Refer to the ComboFix User's Guide

• Download ComboFix from the following location:

  Link

  * IMPORTANT !!! Place ComboFix.exe on your Desktop

• Disable your AntiVirus and AntiSpyware applications, usually via a right click on the System Tray icon. They may otherwise interfere with ComboFix.

  You can get help on disabling your protection programs here

• Double click on ComboFix.exe & follow the prompts.
• Your desktop may go blank. This is normal. It will return when ComboFix is done. ComboFix may reboot your machine. This is normal.
• When finished, it shall produce a log for you. Post that log in your next reply

  Note:

  Do not mouseclick combofix's window whilst it's running. That may cause it to stall.

  ---------------------------------------------------------------------------------------------

• Ensure your AntiVirus and AntiSpyware applications are re-enabled.

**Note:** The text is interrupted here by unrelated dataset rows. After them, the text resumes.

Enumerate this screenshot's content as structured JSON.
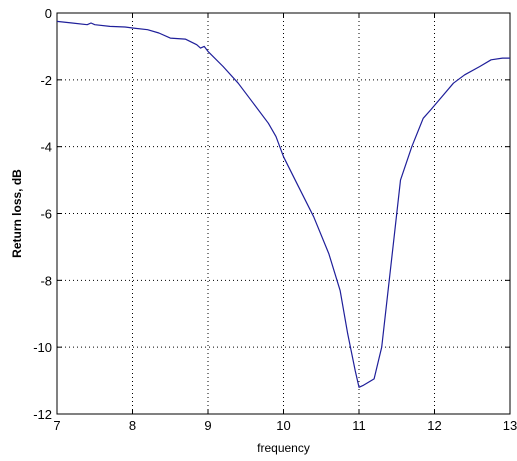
{
  "chart_data": {
    "type": "line",
    "title": "",
    "xlabel": "frequency",
    "ylabel": "Return loss, dB",
    "xlim": [
      7,
      13
    ],
    "ylim": [
      -12,
      0
    ],
    "xticks": [
      7,
      8,
      9,
      10,
      11,
      12,
      13
    ],
    "yticks": [
      0,
      -2,
      -4,
      -6,
      -8,
      -10,
      -12
    ],
    "grid": true,
    "grid_style": "dotted",
    "legend": "none",
    "series": [
      {
        "color": "#1f1f9a",
        "x": [
          7.0,
          7.2,
          7.4,
          7.45,
          7.5,
          7.7,
          7.9,
          8.0,
          8.2,
          8.35,
          8.5,
          8.7,
          8.85,
          8.9,
          8.95,
          9.0,
          9.2,
          9.4,
          9.6,
          9.8,
          9.9,
          10.0,
          10.2,
          10.4,
          10.6,
          10.75,
          10.85,
          10.95,
          11.0,
          11.05,
          11.2,
          11.3,
          11.45,
          11.55,
          11.7,
          11.85,
          11.95,
          12.1,
          12.25,
          12.4,
          12.6,
          12.75,
          12.9,
          13.0
        ],
        "y": [
          -0.25,
          -0.3,
          -0.35,
          -0.3,
          -0.35,
          -0.4,
          -0.42,
          -0.45,
          -0.5,
          -0.6,
          -0.75,
          -0.78,
          -0.95,
          -1.05,
          -1.0,
          -1.15,
          -1.6,
          -2.1,
          -2.7,
          -3.3,
          -3.7,
          -4.3,
          -5.2,
          -6.1,
          -7.2,
          -8.3,
          -9.6,
          -10.7,
          -11.2,
          -11.15,
          -10.95,
          -10.0,
          -7.0,
          -5.0,
          -4.0,
          -3.15,
          -2.9,
          -2.5,
          -2.1,
          -1.85,
          -1.6,
          -1.4,
          -1.35,
          -1.35
        ]
      }
    ]
  }
}
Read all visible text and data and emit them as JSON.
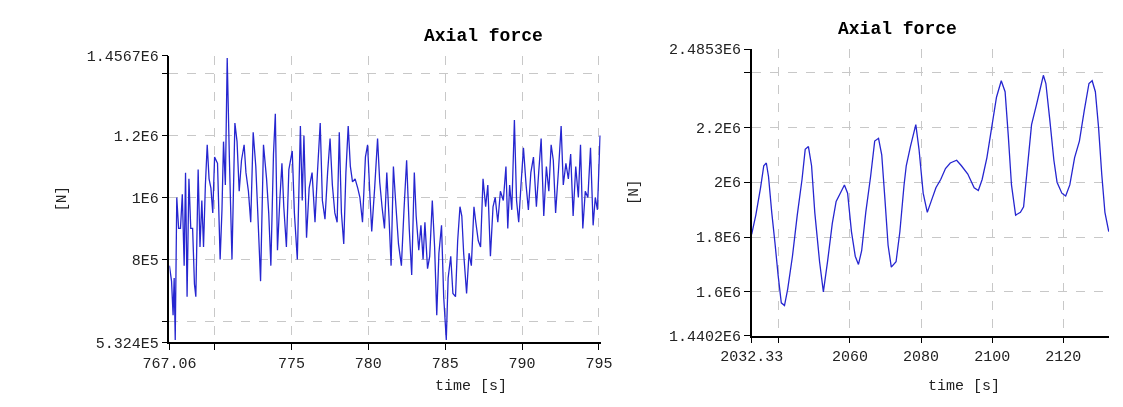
{
  "chart_data": [
    {
      "type": "line",
      "title": "Axial force",
      "xlabel": "time [s]",
      "ylabel": "[N]",
      "grid": true,
      "marker": "none",
      "line_style": "solid",
      "xlim": [
        767.06,
        795.12
      ],
      "ylim": [
        532400,
        1456700
      ],
      "xticks": [
        767.06,
        {
          "value": 770,
          "label": null
        },
        775,
        780,
        785,
        790,
        795
      ],
      "yticks": [
        {
          "value": 532400,
          "label": "5.324E5"
        },
        {
          "value": 600000,
          "label": null
        },
        {
          "value": 800000,
          "label": "8E5"
        },
        {
          "value": 1000000,
          "label": "1E6"
        },
        {
          "value": 1200000,
          "label": "1.2E6"
        },
        {
          "value": 1400000,
          "label": null
        },
        {
          "value": 1456700,
          "label": "1.4567E6"
        }
      ],
      "series": [
        {
          "color": "#2626d0",
          "x": [
            767.06,
            767.2,
            767.3,
            767.37,
            767.44,
            767.54,
            767.66,
            767.78,
            767.9,
            768.02,
            768.11,
            768.21,
            768.33,
            768.45,
            768.57,
            768.69,
            768.78,
            768.93,
            769.05,
            769.17,
            769.28,
            769.4,
            769.52,
            769.64,
            769.76,
            769.88,
            770.0,
            770.19,
            770.36,
            770.48,
            770.58,
            770.7,
            770.82,
            770.96,
            771.13,
            771.32,
            771.46,
            771.6,
            771.75,
            771.92,
            772.04,
            772.2,
            772.35,
            772.51,
            772.68,
            772.8,
            772.99,
            773.18,
            773.38,
            773.52,
            773.66,
            773.83,
            773.95,
            774.09,
            774.24,
            774.38,
            774.5,
            774.67,
            774.83,
            775.05,
            775.19,
            775.38,
            775.58,
            775.7,
            775.81,
            775.98,
            776.15,
            776.34,
            776.53,
            776.7,
            776.87,
            777.01,
            777.18,
            777.35,
            777.51,
            777.66,
            777.82,
            777.97,
            778.11,
            778.25,
            778.4,
            778.54,
            778.69,
            778.83,
            778.97,
            779.14,
            779.31,
            779.45,
            779.62,
            779.81,
            779.95,
            780.1,
            780.22,
            780.41,
            780.6,
            780.74,
            780.89,
            781.05,
            781.2,
            781.34,
            781.48,
            781.63,
            781.77,
            781.96,
            782.15,
            782.32,
            782.49,
            782.66,
            782.82,
            782.99,
            783.11,
            783.28,
            783.42,
            783.56,
            783.68,
            783.85,
            783.99,
            784.16,
            784.31,
            784.45,
            784.59,
            784.76,
            784.9,
            785.07,
            785.19,
            785.36,
            785.5,
            785.67,
            785.81,
            785.96,
            786.08,
            786.2,
            786.39,
            786.55,
            786.7,
            786.87,
            786.99,
            787.15,
            787.3,
            787.46,
            787.63,
            787.77,
            787.94,
            788.11,
            788.25,
            788.42,
            788.59,
            788.78,
            788.95,
            789.07,
            789.19,
            789.33,
            789.5,
            789.64,
            789.78,
            789.93,
            790.09,
            790.26,
            790.41,
            790.57,
            790.74,
            790.93,
            791.08,
            791.24,
            791.41,
            791.58,
            791.74,
            791.89,
            792.03,
            792.18,
            792.37,
            792.54,
            792.68,
            792.85,
            793.01,
            793.16,
            793.32,
            793.49,
            793.66,
            793.8,
            793.95,
            794.11,
            794.28,
            794.45,
            794.62,
            794.76,
            794.9,
            795.07
          ],
          "values": [
            780000,
            730000,
            620000,
            740000,
            540000,
            1000000,
            900000,
            900000,
            1010000,
            780000,
            1080000,
            680000,
            1060000,
            900000,
            900000,
            720000,
            680000,
            1090000,
            840000,
            990000,
            840000,
            1040000,
            1170000,
            1060000,
            1030000,
            950000,
            1130000,
            1110000,
            800000,
            960000,
            1180000,
            1040000,
            1450000,
            1130000,
            800000,
            1240000,
            1180000,
            1020000,
            1120000,
            1170000,
            1080000,
            1020000,
            920000,
            1210000,
            1100000,
            960000,
            730000,
            1170000,
            1060000,
            950000,
            780000,
            1140000,
            1270000,
            830000,
            990000,
            1110000,
            970000,
            840000,
            1090000,
            1150000,
            950000,
            800000,
            1230000,
            990000,
            1200000,
            870000,
            1030000,
            1080000,
            920000,
            1090000,
            1240000,
            990000,
            930000,
            1080000,
            1190000,
            1040000,
            950000,
            920000,
            1210000,
            950000,
            850000,
            1080000,
            1230000,
            1100000,
            1050000,
            1060000,
            1030000,
            1000000,
            920000,
            1130000,
            1170000,
            1010000,
            890000,
            1030000,
            1190000,
            1050000,
            970000,
            900000,
            1080000,
            940000,
            780000,
            1100000,
            990000,
            850000,
            780000,
            960000,
            1120000,
            900000,
            750000,
            1080000,
            940000,
            830000,
            910000,
            800000,
            920000,
            770000,
            810000,
            990000,
            840000,
            620000,
            820000,
            910000,
            680000,
            540000,
            740000,
            810000,
            690000,
            680000,
            860000,
            970000,
            940000,
            820000,
            690000,
            820000,
            780000,
            970000,
            920000,
            860000,
            840000,
            1060000,
            970000,
            1040000,
            810000,
            970000,
            1000000,
            920000,
            1020000,
            990000,
            1100000,
            900000,
            1040000,
            960000,
            1250000,
            990000,
            920000,
            1040000,
            1160000,
            1040000,
            960000,
            1080000,
            1130000,
            970000,
            1080000,
            1190000,
            940000,
            1100000,
            1020000,
            1170000,
            1120000,
            950000,
            1090000,
            1230000,
            1040000,
            1110000,
            1060000,
            1140000,
            940000,
            1100000,
            1000000,
            1170000,
            900000,
            1020000,
            1000000,
            1160000,
            910000,
            1000000,
            960000,
            1200000
          ]
        }
      ]
    },
    {
      "type": "line",
      "title": "Axial force",
      "xlabel": "time [s]",
      "ylabel": "[N]",
      "grid": true,
      "marker": "none",
      "line_style": "solid",
      "xlim": [
        2032.33,
        2132.9
      ],
      "ylim": [
        1440200,
        2485300
      ],
      "xticks": [
        2032.33,
        {
          "value": 2040,
          "label": null
        },
        2060,
        2080,
        2100,
        2120
      ],
      "yticks": [
        {
          "value": 1440200,
          "label": "1.4402E6"
        },
        {
          "value": 1600000,
          "label": "1.6E6"
        },
        {
          "value": 1800000,
          "label": "1.8E6"
        },
        {
          "value": 2000000,
          "label": "2E6"
        },
        {
          "value": 2200000,
          "label": "2.2E6"
        },
        {
          "value": 2400000,
          "label": null
        },
        {
          "value": 2485300,
          "label": "2.4853E6"
        }
      ],
      "series": [
        {
          "color": "#2626d0",
          "x": [
            2032.33,
            2033.5,
            2034.84,
            2035.74,
            2036.46,
            2037.08,
            2037.98,
            2038.88,
            2039.78,
            2040.67,
            2041.57,
            2042.47,
            2043.81,
            2045.16,
            2046.5,
            2047.4,
            2048.3,
            2049.19,
            2050.09,
            2051.44,
            2052.51,
            2053.68,
            2055.02,
            2056.1,
            2057.27,
            2058.43,
            2059.33,
            2060.41,
            2061.48,
            2062.38,
            2063.28,
            2064.44,
            2065.79,
            2066.95,
            2068.03,
            2068.93,
            2069.82,
            2070.72,
            2071.62,
            2072.96,
            2074.04,
            2075.21,
            2075.83,
            2077.0,
            2078.52,
            2079.42,
            2080.59,
            2081.75,
            2082.83,
            2084.18,
            2085.52,
            2086.87,
            2088.21,
            2090.01,
            2091.35,
            2093.15,
            2094.94,
            2096.11,
            2097.18,
            2098.53,
            2099.87,
            2101.22,
            2102.56,
            2103.64,
            2104.54,
            2105.44,
            2106.6,
            2107.95,
            2108.85,
            2109.74,
            2111.09,
            2112.43,
            2113.33,
            2114.41,
            2115.12,
            2116.2,
            2117.37,
            2118.26,
            2119.61,
            2120.69,
            2121.85,
            2123.2,
            2124.55,
            2125.9,
            2127.24,
            2128.14,
            2129.04,
            2129.94,
            2130.83,
            2131.73,
            2132.81
          ],
          "values": [
            1810000,
            1880000,
            1980000,
            2060000,
            2070000,
            2020000,
            1890000,
            1780000,
            1660000,
            1560000,
            1550000,
            1610000,
            1730000,
            1880000,
            2010000,
            2120000,
            2130000,
            2060000,
            1890000,
            1710000,
            1600000,
            1710000,
            1850000,
            1930000,
            1960000,
            1990000,
            1960000,
            1820000,
            1730000,
            1700000,
            1750000,
            1890000,
            2020000,
            2150000,
            2160000,
            2100000,
            1940000,
            1770000,
            1690000,
            1710000,
            1820000,
            1990000,
            2060000,
            2130000,
            2210000,
            2120000,
            1960000,
            1890000,
            1930000,
            1980000,
            2010000,
            2050000,
            2070000,
            2080000,
            2060000,
            2030000,
            1980000,
            1970000,
            2010000,
            2090000,
            2200000,
            2310000,
            2370000,
            2330000,
            2170000,
            1990000,
            1880000,
            1890000,
            1910000,
            2030000,
            2210000,
            2280000,
            2330000,
            2390000,
            2360000,
            2230000,
            2080000,
            2000000,
            1960000,
            1950000,
            1990000,
            2090000,
            2150000,
            2260000,
            2360000,
            2370000,
            2330000,
            2200000,
            2030000,
            1890000,
            1820000
          ]
        }
      ]
    }
  ]
}
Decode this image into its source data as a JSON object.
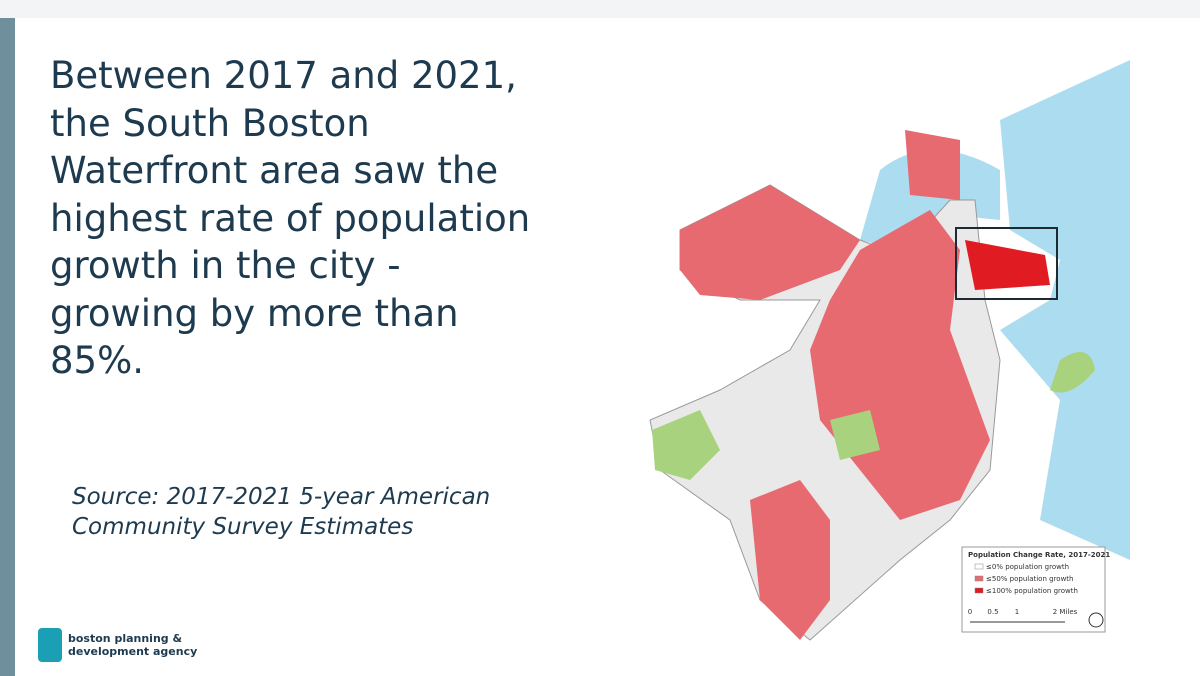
{
  "slide": {
    "heading": [
      "Between 2017 and 2021,",
      "the South Boston",
      "Waterfront area saw the",
      "highest rate of population",
      "growth in the city -",
      "growing by more than",
      "85%."
    ],
    "source": [
      "Source: 2017-2021 5-year American",
      "Community Survey Estimates"
    ]
  },
  "logo": {
    "lines": [
      "boston planning &",
      "development agency"
    ]
  },
  "legend": {
    "title": "Population Change Rate, 2017-2021",
    "items": [
      "≤0% population growth",
      "≤50% population growth",
      "≤100% population growth"
    ],
    "scale": [
      "0",
      "0.5",
      "1",
      "2 Miles"
    ]
  }
}
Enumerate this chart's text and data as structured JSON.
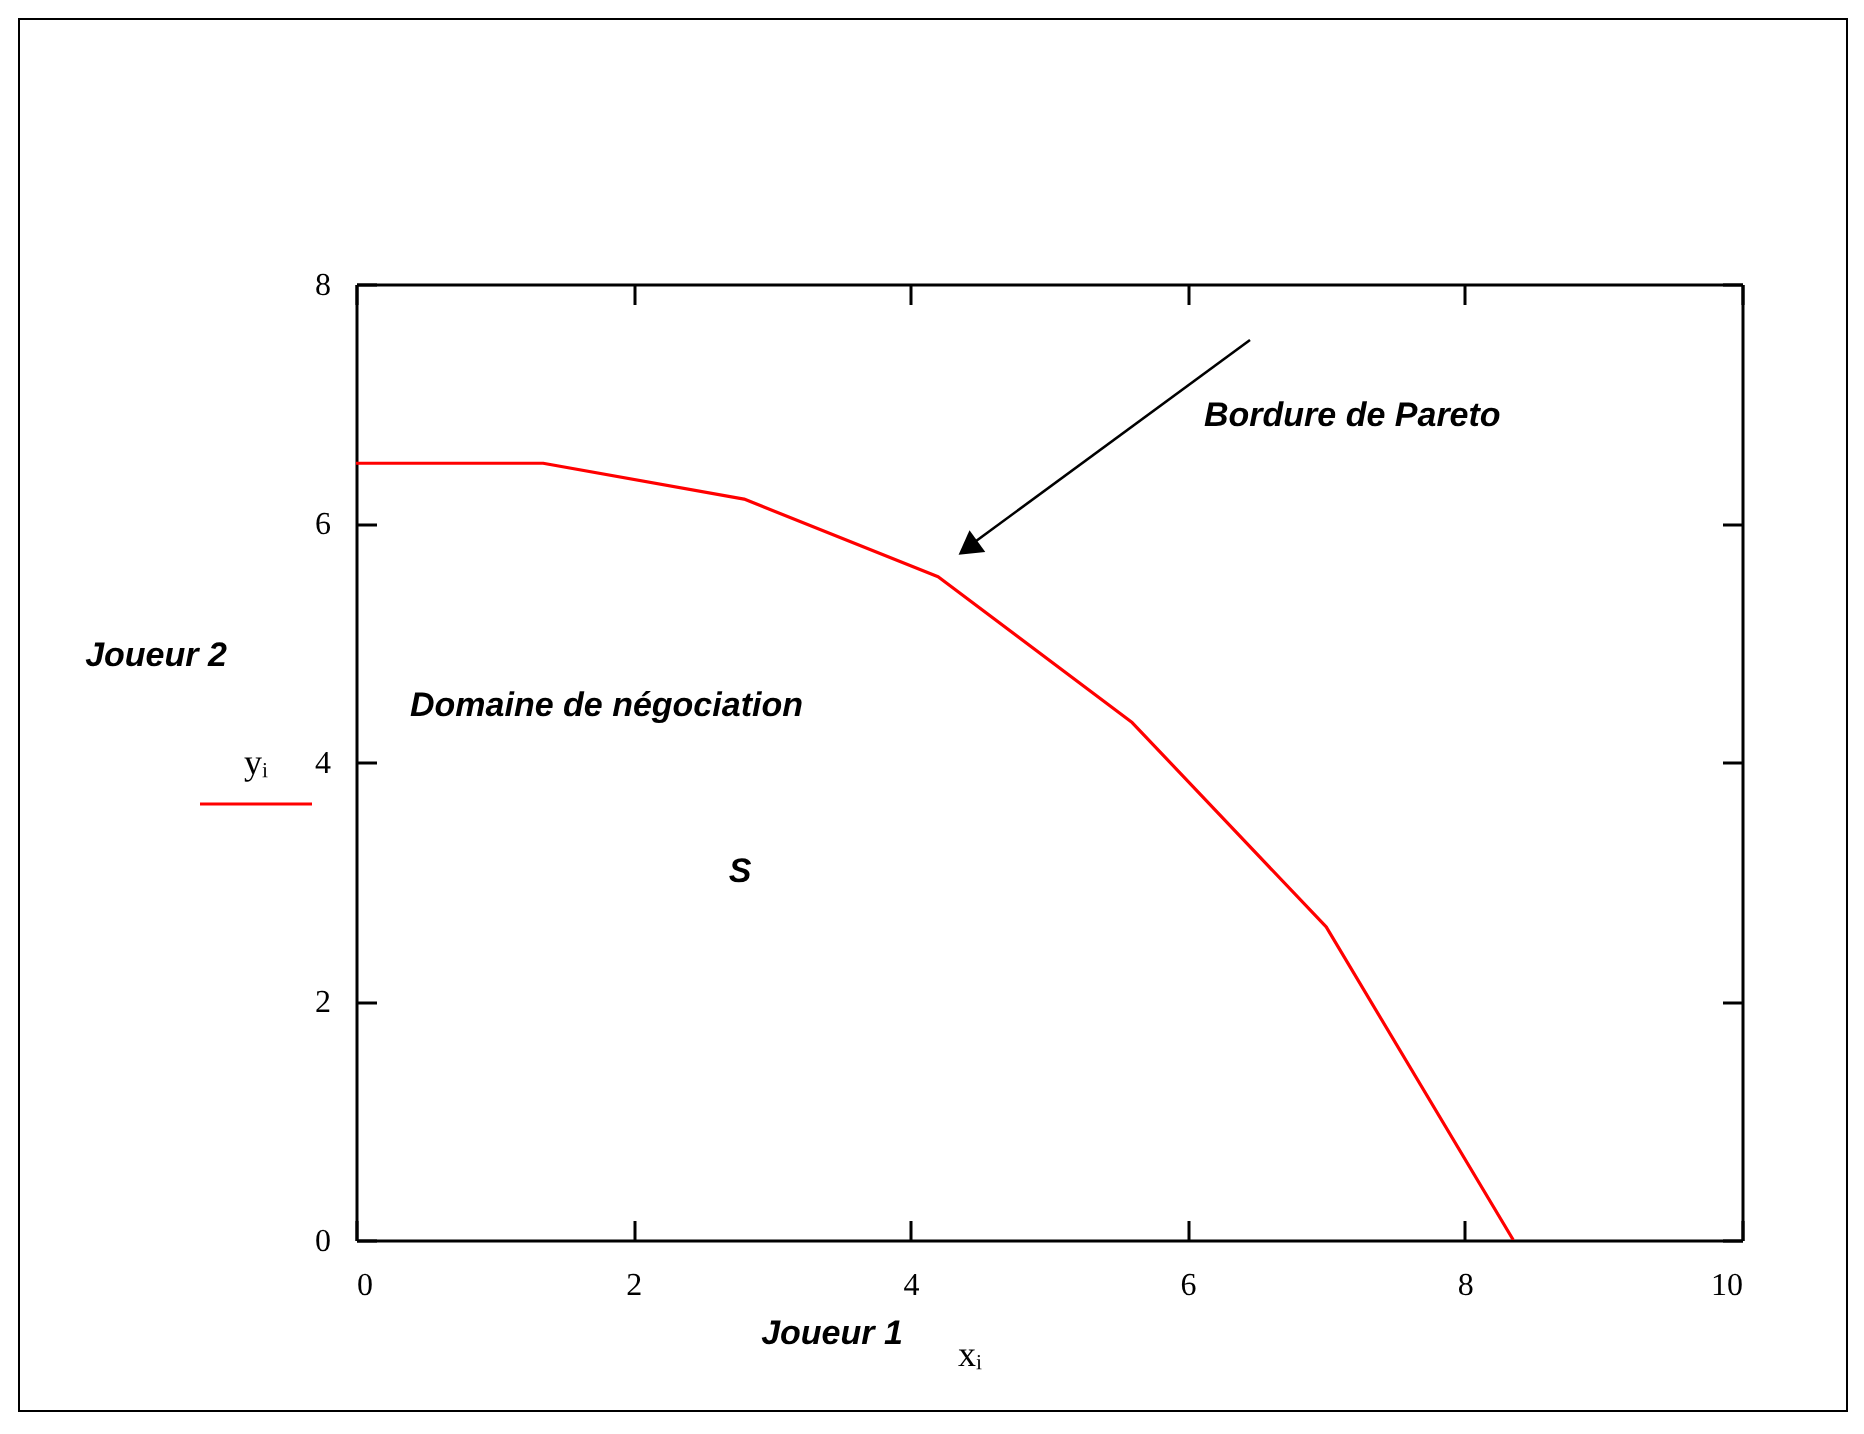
{
  "chart_data": {
    "type": "line",
    "xlabel": "Joueur 1",
    "ylabel": "Joueur 2",
    "x": [
      0,
      1.35,
      2.8,
      4.2,
      5.6,
      7,
      8.35
    ],
    "series": [
      {
        "name": "yᵢ",
        "color": "#ff0000",
        "values": [
          6.5,
          6.5,
          6.2,
          5.55,
          4.33,
          2.62,
          0
        ]
      }
    ],
    "xlim": [
      0,
      10
    ],
    "ylim": [
      0,
      8
    ],
    "xticks": [
      0,
      2,
      4,
      6,
      8,
      10
    ],
    "yticks": [
      0,
      2,
      4,
      6,
      8
    ],
    "legend": "left",
    "grid": false,
    "marker": "none",
    "line_style": "solid",
    "annotations": [
      "Bordure de Pareto",
      "Domaine de négociation",
      "S",
      "xᵢ"
    ]
  }
}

  ---------------------------------------------------------------------------------------------

NOTE: If you encounter a message "illegal operation attempted on registry key that has been marked for deletion" and no programs will run - please just reboot and that will resolve that error.

[pcdaugs]

I will give this a shot and let you know what happens.

 

thanks,

[AdvancedSetup]

Are you still with us?

This topic will be closed soon if we do not hear back from you.

[pcdaugs]

Hello CatByte,

 

I have decided to reformat the hard drive and install a new operating system. I really appreciate all of you help on this I was running the ComboFix software but my system just kept shutting down before I had time to run it. So I got frustrated and I am in the process of pulling all of the data off of the drive that I want so I can reformat and clear the drive completely. This experience has taught me to keep a better eye on my machines so I don't have to do this again.

 

Thank You,

 

Paul

[CatByte]

Hello Paul,

That is probably the most sensible solution given the issues you were having.

Regards

~CB

[CatByte]

Since this issue is resolved I will close the thread to prevent others from posting here. If you need assistance please start your own topic and someone will be happy to assist you.